Longevity, unlike Eth2's other design goals, is primarily a matter of details on the implementation level. Some considerations with respect to security or simplicity mostly guarantee the correctness and, by extension, the longevity of Eth2's consensus protocol. In a theoretical sense, barriers to longevity are often found in the cryptographic or mathematical tools to used to implement theoretical concepts. For example, Eth2 makes frequent use of hash functions and digital signature schemes to assert the veracity or uniqueness of pieces of information. Existing versions of these tools are thought to be secure against attacks by classical computers, but are commonly weakened or even broken in the face of quantum computers. Though the timeline for quantum computing is uncertain, it's crucial that Eth2 take preemptive steps to mitigate potential disruption.
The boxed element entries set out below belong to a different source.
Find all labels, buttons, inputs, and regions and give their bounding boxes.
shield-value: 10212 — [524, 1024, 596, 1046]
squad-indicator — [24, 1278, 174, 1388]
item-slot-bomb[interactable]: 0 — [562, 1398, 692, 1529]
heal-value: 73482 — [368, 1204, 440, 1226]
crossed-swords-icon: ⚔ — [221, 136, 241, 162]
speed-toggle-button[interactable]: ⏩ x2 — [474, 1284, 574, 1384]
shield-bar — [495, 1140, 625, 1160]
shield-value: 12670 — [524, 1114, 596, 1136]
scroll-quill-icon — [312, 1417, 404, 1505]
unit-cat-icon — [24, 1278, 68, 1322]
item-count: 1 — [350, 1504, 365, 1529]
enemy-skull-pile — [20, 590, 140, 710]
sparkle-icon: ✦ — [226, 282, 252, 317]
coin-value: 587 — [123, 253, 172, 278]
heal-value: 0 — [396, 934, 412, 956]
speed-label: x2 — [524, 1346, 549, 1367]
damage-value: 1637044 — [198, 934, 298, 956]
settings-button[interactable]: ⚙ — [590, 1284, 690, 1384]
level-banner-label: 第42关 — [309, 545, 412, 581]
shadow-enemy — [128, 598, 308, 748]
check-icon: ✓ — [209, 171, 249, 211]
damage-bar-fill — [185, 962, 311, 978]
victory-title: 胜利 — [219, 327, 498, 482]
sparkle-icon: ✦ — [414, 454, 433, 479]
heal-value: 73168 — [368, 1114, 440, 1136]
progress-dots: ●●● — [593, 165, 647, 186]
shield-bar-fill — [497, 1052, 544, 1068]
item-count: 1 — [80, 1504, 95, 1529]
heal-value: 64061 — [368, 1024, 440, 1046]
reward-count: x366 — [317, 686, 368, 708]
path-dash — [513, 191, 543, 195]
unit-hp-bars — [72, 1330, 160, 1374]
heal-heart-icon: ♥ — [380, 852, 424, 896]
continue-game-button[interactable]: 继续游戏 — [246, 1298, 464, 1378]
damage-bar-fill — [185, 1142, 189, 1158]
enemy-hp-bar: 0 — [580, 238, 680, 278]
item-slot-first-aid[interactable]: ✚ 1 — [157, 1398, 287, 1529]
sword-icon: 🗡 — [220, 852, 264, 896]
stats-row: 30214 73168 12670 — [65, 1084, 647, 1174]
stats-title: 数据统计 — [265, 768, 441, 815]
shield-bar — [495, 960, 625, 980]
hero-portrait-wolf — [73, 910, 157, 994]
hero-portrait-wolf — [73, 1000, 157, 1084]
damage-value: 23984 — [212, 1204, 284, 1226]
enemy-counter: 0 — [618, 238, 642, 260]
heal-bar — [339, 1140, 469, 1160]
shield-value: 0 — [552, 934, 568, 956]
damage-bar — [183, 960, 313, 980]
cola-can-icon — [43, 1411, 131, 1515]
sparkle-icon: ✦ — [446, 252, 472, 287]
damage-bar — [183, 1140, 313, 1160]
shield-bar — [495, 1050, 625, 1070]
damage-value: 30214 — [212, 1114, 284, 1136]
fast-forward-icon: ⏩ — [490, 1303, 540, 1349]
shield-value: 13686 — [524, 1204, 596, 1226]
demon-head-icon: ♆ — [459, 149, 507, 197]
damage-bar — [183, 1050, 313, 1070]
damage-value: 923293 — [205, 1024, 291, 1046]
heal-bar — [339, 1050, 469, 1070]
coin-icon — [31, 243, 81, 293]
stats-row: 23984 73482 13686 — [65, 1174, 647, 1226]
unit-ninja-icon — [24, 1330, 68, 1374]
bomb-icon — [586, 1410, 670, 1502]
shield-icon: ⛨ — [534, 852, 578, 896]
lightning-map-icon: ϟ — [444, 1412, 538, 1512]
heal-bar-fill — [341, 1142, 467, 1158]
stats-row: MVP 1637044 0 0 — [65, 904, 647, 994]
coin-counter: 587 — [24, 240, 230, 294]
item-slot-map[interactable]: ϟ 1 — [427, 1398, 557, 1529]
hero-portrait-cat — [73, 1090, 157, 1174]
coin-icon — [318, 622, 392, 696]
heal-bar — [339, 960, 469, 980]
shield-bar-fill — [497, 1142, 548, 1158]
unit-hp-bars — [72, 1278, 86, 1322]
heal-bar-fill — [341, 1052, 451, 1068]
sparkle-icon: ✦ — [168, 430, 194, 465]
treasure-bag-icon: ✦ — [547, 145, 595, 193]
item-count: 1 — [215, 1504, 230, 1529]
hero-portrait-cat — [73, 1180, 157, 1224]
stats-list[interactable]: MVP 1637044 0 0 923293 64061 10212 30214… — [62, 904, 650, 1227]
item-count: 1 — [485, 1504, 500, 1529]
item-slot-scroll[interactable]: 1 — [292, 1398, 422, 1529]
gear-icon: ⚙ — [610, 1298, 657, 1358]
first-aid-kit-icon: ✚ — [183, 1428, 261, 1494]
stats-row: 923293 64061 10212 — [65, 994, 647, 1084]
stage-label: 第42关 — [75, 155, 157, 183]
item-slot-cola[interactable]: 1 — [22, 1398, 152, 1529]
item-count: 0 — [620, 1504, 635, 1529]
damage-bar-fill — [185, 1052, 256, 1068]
Unfortunately, the road to longevity contains numerous pitfalls. Some elements necessary for Eth2's operation currently have only very young future proof alternatives or, at least for the moment, have no such alternative at all. Eth2 takes advantage of secure components wherever possible, but must occasionally err on the side of incumbent technology when newer alternatives have yet to face sufficient scrutiny. In these cases, protocol designers aim to show that potentially vulnerable components very likely have quantum-secure counterparts that could be retrofitted into the system if necessary. As a general rule of thumb, any foreseen issues must either be directly mitigated or, if no adequate mitigation exists, must be considered such that a mitigation could be inserted at a later point in time.

# Conclusion

The five aforementioned design goals capture, in a nutshell, the ethos of the Eth2 project. Their essences revolve around the key aspects of any economic system: security and accessibility. If Ethereum is to become a global platform, it must break free of the technological limitations of its predecessors. As a piece of critical human infrastructure, it cannot do so at the expense of security. Security of course, can refer to the validity of the platform's theoretical foundation or the robustness of the software tools necessary for its implementation. However, security can also be derived from the health of Ethereum's community of active contributors or the diversity of its consensus participants. Readers are urged to internalize these principles and, hopefully, find small ways in which these goals can be applied to new corners of the Ethereum ecosystem.